Al in de 1950-er jaren kwam er een beweging op gang tegen het developmentalisme. Uiteraard intern van de kant van rijke grootgrondbezitters die macht en rijkdom moesten inleveren, maar ook extern van de kant van bedrijven die bv. in de ontwikkelingslanden in Zuid-Amerika niet meer hun gang konden gaan zoals voorheen. De angst voor het communisme werd misbruikt om een angst te creëren voor de ontwikkelingslanden. In de USA waren John Foster Dulles (Eisenhower's 'Secretary of State') en zijn broer Allen Dulles (hoofd CIA) op dat punt van invloed.
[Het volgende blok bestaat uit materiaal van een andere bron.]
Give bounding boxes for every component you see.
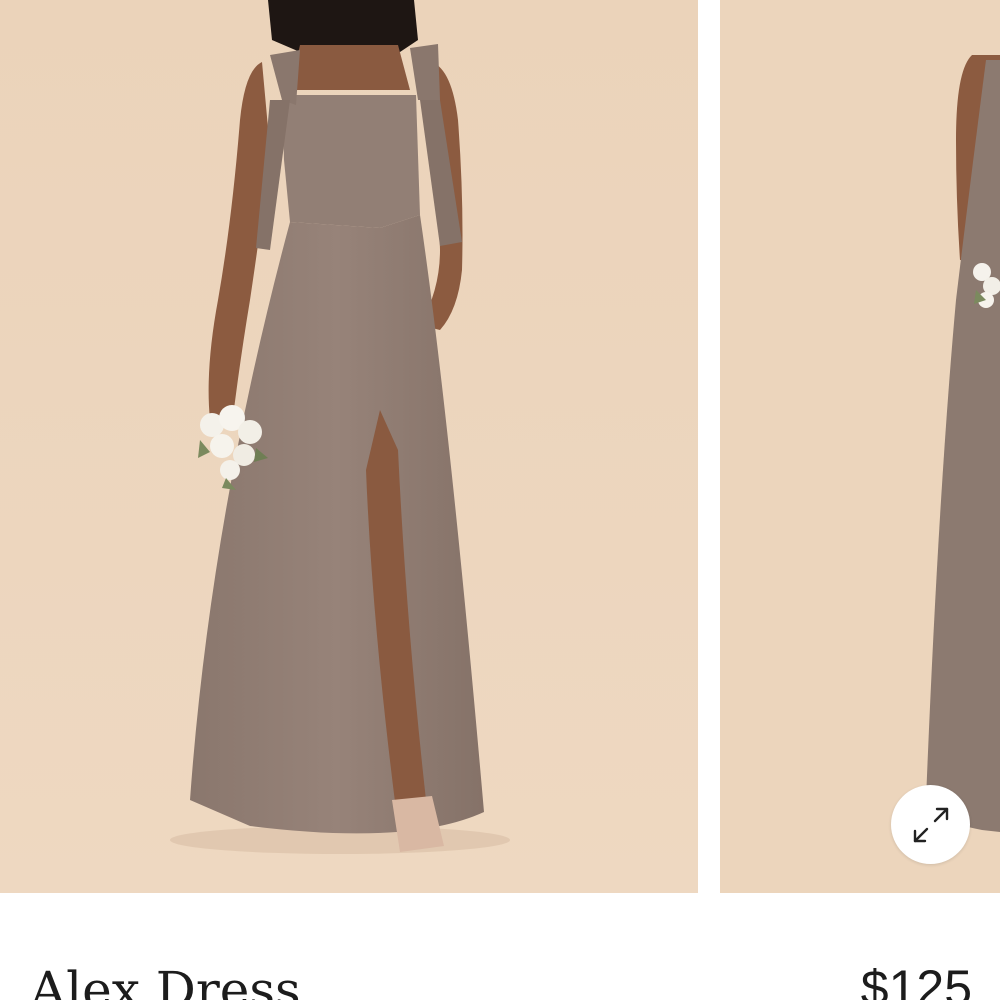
expand-image-button[interactable]: [891, 785, 970, 864]
model-side-view-illustration: [720, 0, 1000, 893]
product-image-gallery[interactable]: [0, 0, 1000, 893]
product-name: Alex Dress: [30, 961, 301, 1000]
expand-arrows-icon: [913, 807, 948, 842]
product-page: Alex Dress $125: [0, 0, 1000, 1000]
model-in-dress-illustration: [0, 0, 698, 893]
product-photo-next[interactable]: [720, 0, 1000, 893]
product-price: $125: [860, 960, 972, 1000]
product-photo-main[interactable]: [0, 0, 698, 893]
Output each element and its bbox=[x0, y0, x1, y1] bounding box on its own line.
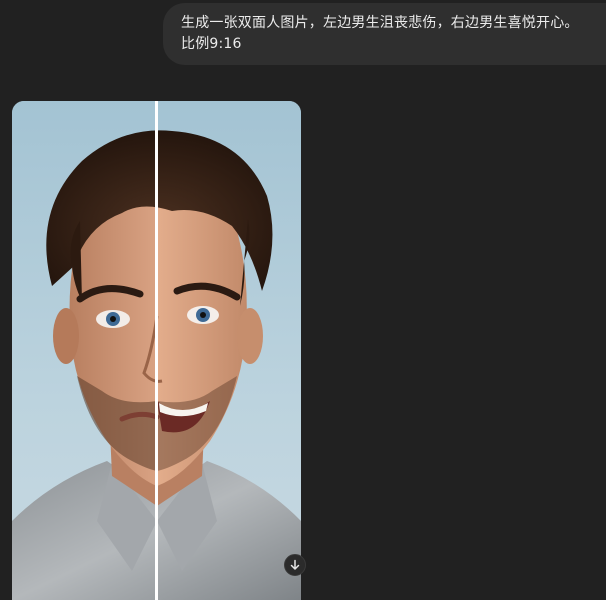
user-message-line-2: 比例9:16 bbox=[181, 36, 242, 52]
download-button[interactable] bbox=[284, 554, 306, 576]
chat-view: 生成一张双面人图片，左边男生沮丧悲伤，右边男生喜悦开心。 比例9:16 bbox=[0, 0, 606, 600]
split-face-portrait bbox=[12, 101, 301, 600]
user-message-bubble: 生成一张双面人图片，左边男生沮丧悲伤，右边男生喜悦开心。 比例9:16 bbox=[163, 3, 606, 65]
arrow-down-icon bbox=[290, 559, 300, 570]
generated-image[interactable] bbox=[12, 101, 301, 600]
user-message-line-1: 生成一张双面人图片，左边男生沮丧悲伤，右边男生喜悦开心。 bbox=[181, 15, 579, 31]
Ze organiseerden coups in landen die ze wilden beïnvloeden (1953: Iran; 1954 - Guatemala; 1964 - Brazilië; 1965 - Indonesië).

Chili en andere landen werden aangepakt door vanaf 1956 educatieve beurzen te verlenen aan studenten uit die landen, zodat ze de Friedman-ideologie konden leren aan met name de Chicago School. Het project liep tot 1970 en werd mede betaald door Ford. Al gauw begonnen ze ook in eigen land economie-faculteiten te stichten waar die ideologie werd uitgedragen. Het werkte alleen niet zoals de conservatieven hoopten, omdat die jonge economen geen politieke invloed hadden in hun land.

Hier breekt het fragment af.